By Scott Alexander: For More Info, Go Here…

There is a national shortage of buspirone.

Buspirone is a 5HT-1 agonist used to control anxiety. Unlike most psychiatric drugs, it’s in a class of its own – there are no other sole 5HT-1 agonists on the market. It’s not a very strong medication, but it’s safe, it’s non-addictive, it’s off-patent, and it works well for a subset of patients. Some of them have been on it for years.

Now there’s a national shortage. My patients can’t get it, or have to go hunting from pharmacy to pharmacy until they find one that has it. I’ve told people find a source to stockpile a supply so they don’t run out. It feels like we’re living in the Soviet Union.

How did this happen? The New York Times writes:

The main reason for the buspirone shortage appears to be interrupted production at a Mylan Pharmaceuticals plant in Morgantown, W.Va., which produced about a third of the country’s supply of the drug. The Food and Drug Administration had said the facility was dirty and that the company failed to follow quality control procedures.
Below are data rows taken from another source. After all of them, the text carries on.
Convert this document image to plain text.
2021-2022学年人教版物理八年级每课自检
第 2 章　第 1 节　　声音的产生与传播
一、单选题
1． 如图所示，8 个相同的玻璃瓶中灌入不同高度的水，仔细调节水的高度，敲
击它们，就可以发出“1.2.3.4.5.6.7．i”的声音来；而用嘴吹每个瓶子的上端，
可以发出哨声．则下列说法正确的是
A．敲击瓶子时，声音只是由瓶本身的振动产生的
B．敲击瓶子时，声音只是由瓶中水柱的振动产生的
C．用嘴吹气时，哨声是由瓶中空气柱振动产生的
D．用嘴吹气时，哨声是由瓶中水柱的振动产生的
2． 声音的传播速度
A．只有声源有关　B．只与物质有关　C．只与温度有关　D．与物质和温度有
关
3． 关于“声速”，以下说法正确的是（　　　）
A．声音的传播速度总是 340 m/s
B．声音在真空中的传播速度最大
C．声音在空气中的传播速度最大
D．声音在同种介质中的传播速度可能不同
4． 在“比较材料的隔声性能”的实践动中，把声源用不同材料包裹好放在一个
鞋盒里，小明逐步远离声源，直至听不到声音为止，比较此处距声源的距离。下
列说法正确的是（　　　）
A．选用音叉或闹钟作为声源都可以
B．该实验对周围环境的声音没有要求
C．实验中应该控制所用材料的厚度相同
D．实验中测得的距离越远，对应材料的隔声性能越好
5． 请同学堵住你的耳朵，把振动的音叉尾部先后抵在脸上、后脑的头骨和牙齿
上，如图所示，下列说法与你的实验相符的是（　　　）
So the FDA shut down a major buspirone factory. But government agencies – ones that are a lot less nice than the FDA – shut down methamphetamine factories all the time without creating methamphetamine shortages. Why is the buspirone market so vulnerable? The Times again:

Rock bottom prices for some generic drugs are also contributing to the crisis. Consolidation among wholesalers has led to the creation of three buying consortium behemoths that purchase 90 percent of the generic pharmaceutical products in the United States, said Adam Fein, a consultant and chief executive of Drug Channels Institute. These “monster” buyers have squeezed manufacturers on prices, and “some of those generic manufacturers are deciding the profit is so low they can’t make money, and they’re exiting the category,” Dr. Fein said.

Is this really how economics works? There’s a medicine that millions of people desperately need? But nobody will produce it because they can’t make a profit? Huh? Isn’t the usual solution to just raise the price? And people will buy it at the higher price, because they need it so badly? And then you will make more profit, and can keep on making the medication? Isn’t “nobody will supply this product, it’s too cheap” just the economics version of “nobody goes there anymore, it’s too crowded”?
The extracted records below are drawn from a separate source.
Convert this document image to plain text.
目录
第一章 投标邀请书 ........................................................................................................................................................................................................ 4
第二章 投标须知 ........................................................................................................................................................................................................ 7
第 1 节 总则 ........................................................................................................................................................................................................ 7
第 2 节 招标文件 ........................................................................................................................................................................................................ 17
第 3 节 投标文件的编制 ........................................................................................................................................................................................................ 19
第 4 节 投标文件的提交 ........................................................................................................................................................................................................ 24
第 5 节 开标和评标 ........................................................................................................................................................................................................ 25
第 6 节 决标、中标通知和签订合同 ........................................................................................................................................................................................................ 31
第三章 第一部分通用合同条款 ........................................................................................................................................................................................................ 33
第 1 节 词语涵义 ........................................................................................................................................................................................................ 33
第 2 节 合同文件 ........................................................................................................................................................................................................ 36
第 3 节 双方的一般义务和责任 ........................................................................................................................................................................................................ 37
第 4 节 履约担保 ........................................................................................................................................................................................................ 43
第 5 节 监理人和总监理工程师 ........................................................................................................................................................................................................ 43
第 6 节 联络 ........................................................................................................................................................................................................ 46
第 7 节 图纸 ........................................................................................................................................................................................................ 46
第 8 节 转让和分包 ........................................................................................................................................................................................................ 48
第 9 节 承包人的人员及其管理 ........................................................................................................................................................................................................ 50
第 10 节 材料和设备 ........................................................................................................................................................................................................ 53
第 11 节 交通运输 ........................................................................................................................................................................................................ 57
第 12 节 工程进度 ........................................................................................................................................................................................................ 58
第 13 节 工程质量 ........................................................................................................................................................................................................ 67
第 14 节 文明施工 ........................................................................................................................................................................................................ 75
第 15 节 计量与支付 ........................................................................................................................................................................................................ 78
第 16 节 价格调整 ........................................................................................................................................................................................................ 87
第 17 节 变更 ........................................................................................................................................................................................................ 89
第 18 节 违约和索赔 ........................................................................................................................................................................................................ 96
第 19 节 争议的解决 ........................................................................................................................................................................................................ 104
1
Sure, generic drug manufacturing is pretty consolidated. Most individual generic drugs are now manufactured only by one or two companies. If one of those few companies gets greedy (like Martin Shkreli did with Daraprim), they can increase prices by orders of magnitude without a lot of competitors to push back. And if one of those few companies suffers a shock (like the FDA closing the buspirone factory), it makes sense that there might not be enough competitors to pick up the slack.

But how come this is only happening in pharmaceuticals? How come (in capitalist countries) there are almost never meat shortages, bread shortages, laptop shortages, or chair shortages? Is there something unusual about the pharmaceutical landscape that predisposes it to this sort of thing?